Alors que cette saison 1943 semblait lancer la carrière de Bithorn en MLB vint un événement qui allait bousculer sa carrière et sa vie : l’appel du drapeau. En tant que portoricain, Bithorn était éligible à la conscription de l’US Navy. Vers la fin de l’année 1943, il doit rejoindre l’armée américaine dans son effort de guerre, comme nombre de Major Leaguers de l’époque. Cependant, il ne sera pas envoyé au combat. Il est stationné sur son île de Puerto Rico, dans une base de l’aviation navale, où il devient le joueur et manager de l’équipe de baseball. Sa période militaire prend fin au 1er septembre 1945 et il rejoint les Cubs pour les dernières semaines de championnat, sans entrer sur le terrain. Son véritable retour s’effectue en 1946. Il ne commence pas la saison en avril en raison d’une blessure à la main qui arrive durant la saison hivernale à Puerto Rico. Rejoignant les Cubs plus tard, il ne lance que dans 26 matchs, souvent en relève, obtenant tout de même une petite fiche positive de 6-5. Mais il n’est déjà plus le même homme. Son bras n’a plus la puissance d’avant, il a pris du poids et sa personnalité a changé depuis son retour de l’armée. Le joueur joyeux et plaisantin est devenu désagréable. Les raisons de ces changements restent un mystère mais, reste que les Cubs voient qu’il n’a plus d’avenir chez eux. Ils l’échangent aux Pirates de Pittsburgh sans qu’il ne joue pour eux. C’est finalement l’autre équipe de Chicago, les White Sox, qui le recrutent mais au bout de deux matchs, il semble évident que le lanceur portoricain n’a plus de bras.

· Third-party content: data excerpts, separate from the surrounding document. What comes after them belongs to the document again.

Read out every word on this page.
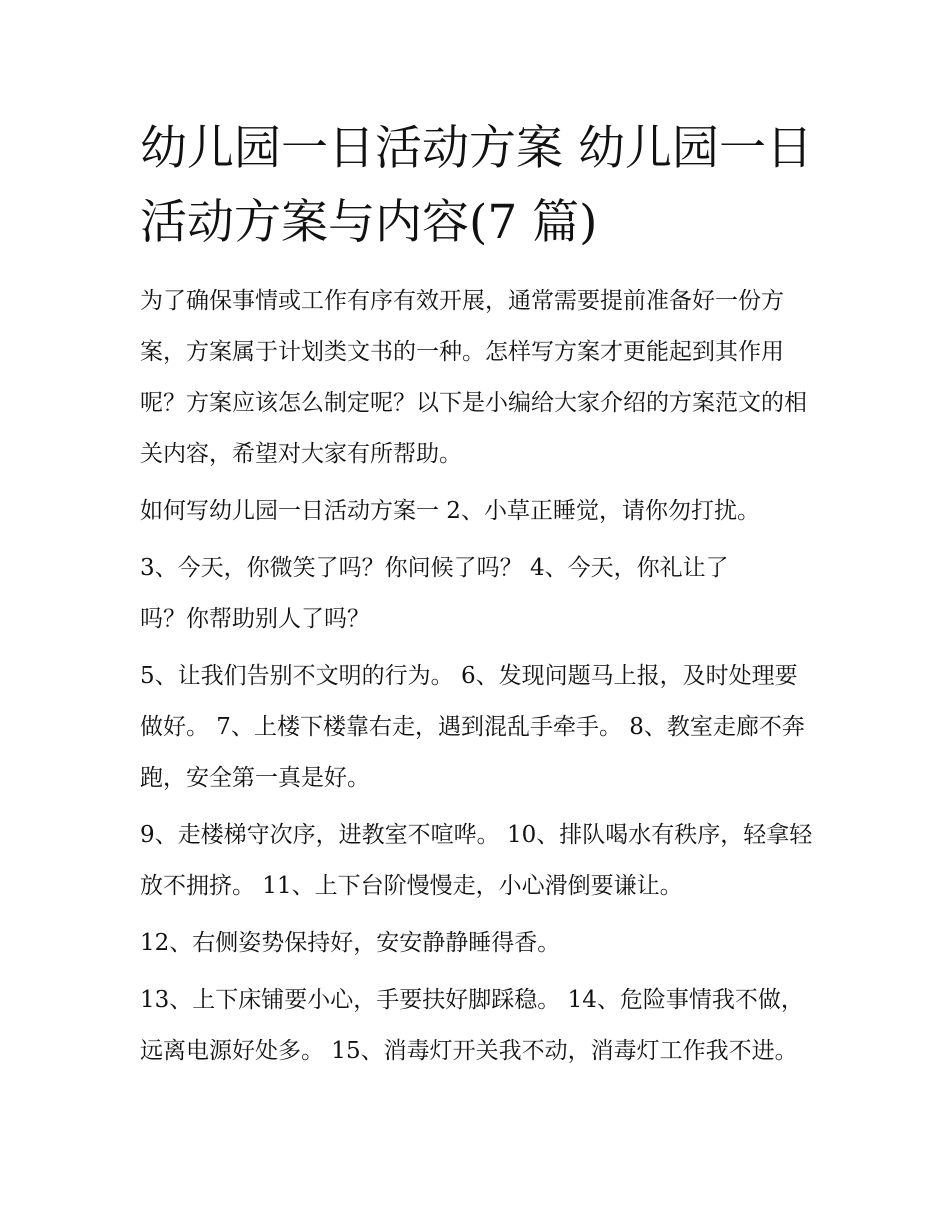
幼儿园一日活动方案 幼儿园一日活动方案与内容(7 篇)

为了确保事情或工作有序有效开展，通常需要提前准备好一份方案，方案属于计划类文书的一种。怎样写方案才更能起到其作用呢？方案应该怎么制定呢？以下是小编给大家介绍的方案范文的相关内容，希望对大家有所帮助。

如何写幼儿园一日活动方案一 2、小草正睡觉，请你勿打扰。

3、今天，你微笑了吗？你问候了吗？ 4、今天，你礼让了
吗？你帮助别人了吗？

5、让我们告别不文明的行为。 6、发现问题马上报，及时处理要做好。 7、上楼下楼靠右走，遇到混乱手牵手。 8、教室走廊不奔跑，安全第一真是好。

9、走楼梯守次序，进教室不喧哗。 10、排队喝水有秩序，轻拿轻放不拥挤。 11、上下台阶慢慢走，小心滑倒要谦让。

12、右侧姿势保持好，安安静静睡得香。

13、上下床铺要小心，手要扶好脚踩稳。 14、危险事情我不做，远离电源好处多。 15、消毒灯开关我不动，消毒灯工作我不进。
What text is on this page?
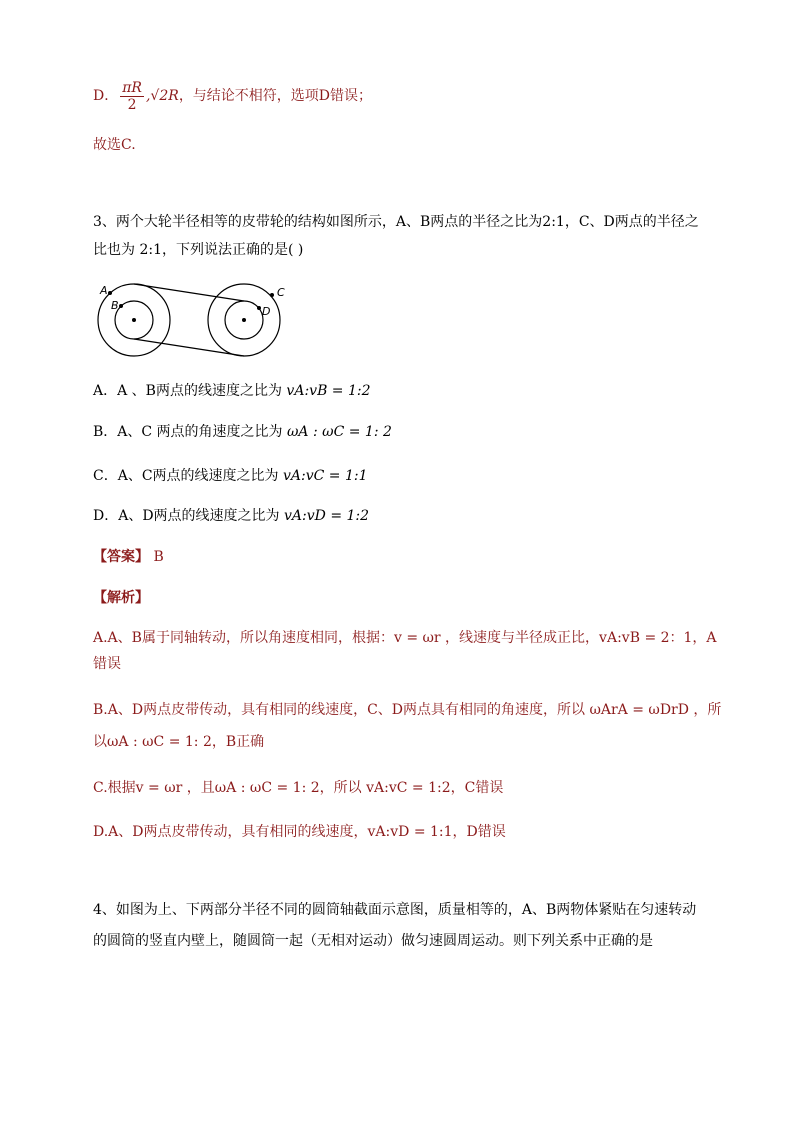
D． $\frac{\pi R}{2} ,√2R$，与结论不相符，选项D错误；
故选C.
3、两个大轮半径相等的皮带轮的结构如图所示，A、B两点的半径之比为2:1，C、D两点的半径之
比也为 2:1，下列说法正确的是( )
A
B
C
D
A．A 、B两点的线速度之比为 vA:vB = 1:2
B．A、C 两点的角速度之比为 ωA : ωC = 1: 2
C．A、C两点的线速度之比为 vA:vC = 1:1
D．A、D两点的线速度之比为 vA:vD = 1:2
【答案】 B
【解析】
A.A、B属于同轴转动，所以角速度相同，根据：v = ωr ，线速度与半径成正比，vA:vB = 2：1，A
错误
B.A、D两点皮带传动，具有相同的线速度，C、D两点具有相同的角速度，所以 ωArA = ωDrD ，所
以ωA : ωC = 1: 2，B正确
C.根据v = ωr ，且ωA : ωC = 1: 2，所以 vA:vC = 1:2，C错误
D.A、D两点皮带传动，具有相同的线速度，vA:vD = 1:1，D错误
4、如图为上、下两部分半径不同的圆筒轴截面示意图，质量相等的，A、B两物体紧贴在匀速转动
的圆筒的竖直内壁上，随圆筒一起（无相对运动）做匀速圆周运动。则下列关系中正确的是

Bithorn tente quand même de rebondir en ligues mineures puis en ligue mexicaine. Il joue quelques matchs ici ou là, notamment quatre parties avec les Hollywood Stars. Quand il ne joue pas, il arbitre. Il manque toute la saison 1948 pour se faire opérer du bras sans que cela ne soit significatif pour sa carrière alors qu’il a dépassé la trentaine. Le Mexique, où il essaya de redonner du souffle à sa carrière va y mettre fin tragiquement. Depuis plusieurs années, sa famille y avait émigré afin de suivre l’une de ses sœurs qui y faisait des études. Celle-ci, mariée, avait accouché d’un garçon et elle demanda à son frère de venir au baptême. Marié depuis 1946 et père récemment également, Hiram Bithorn décida de laisser femme et enfant se reposer à Chicago et pris sa voiture pour se rendre au Mexique pour les fêtes de fin d’année en 1951. La frontière passée, il chercha un motel pour passer la nuit. Une nuit dont il ne verra pas la fin.

Hiram Bithorn

En effet, sur son chemin, il croisa un policier qui allait lui donner la mort. Les circonstances restent mystérieuses. Une des histoires avancées est que, sans argent pour payer le motel, la police aurait été appelée car l’ex-lanceur de la MLB, sans papier sur lui aurait voulu vendre sa voiture. Selon le policier qui lui tira dessus, il monta dans la voiture de Bithorn pour aller au commissariat local régler cette affaire. Bithorn se serait alors rebellé et, ayant peur pour sa vie, le policier, le caporal Ambrosio Castillo Cano, aurait tiré pour se défendre. Mais ce scénario semble bancal. Certaines sources avancent que Bithorn avait 2000 dollars sur lui ainsi que des papiers afin de pouvoir passer la frontière. De plus, il n’aurait eu aucun intérêt à vendre la voiture qui lui permettait de voyager. Amené à l’hôpital, il décède peu après son arrivée, à l’âge de 35 ans.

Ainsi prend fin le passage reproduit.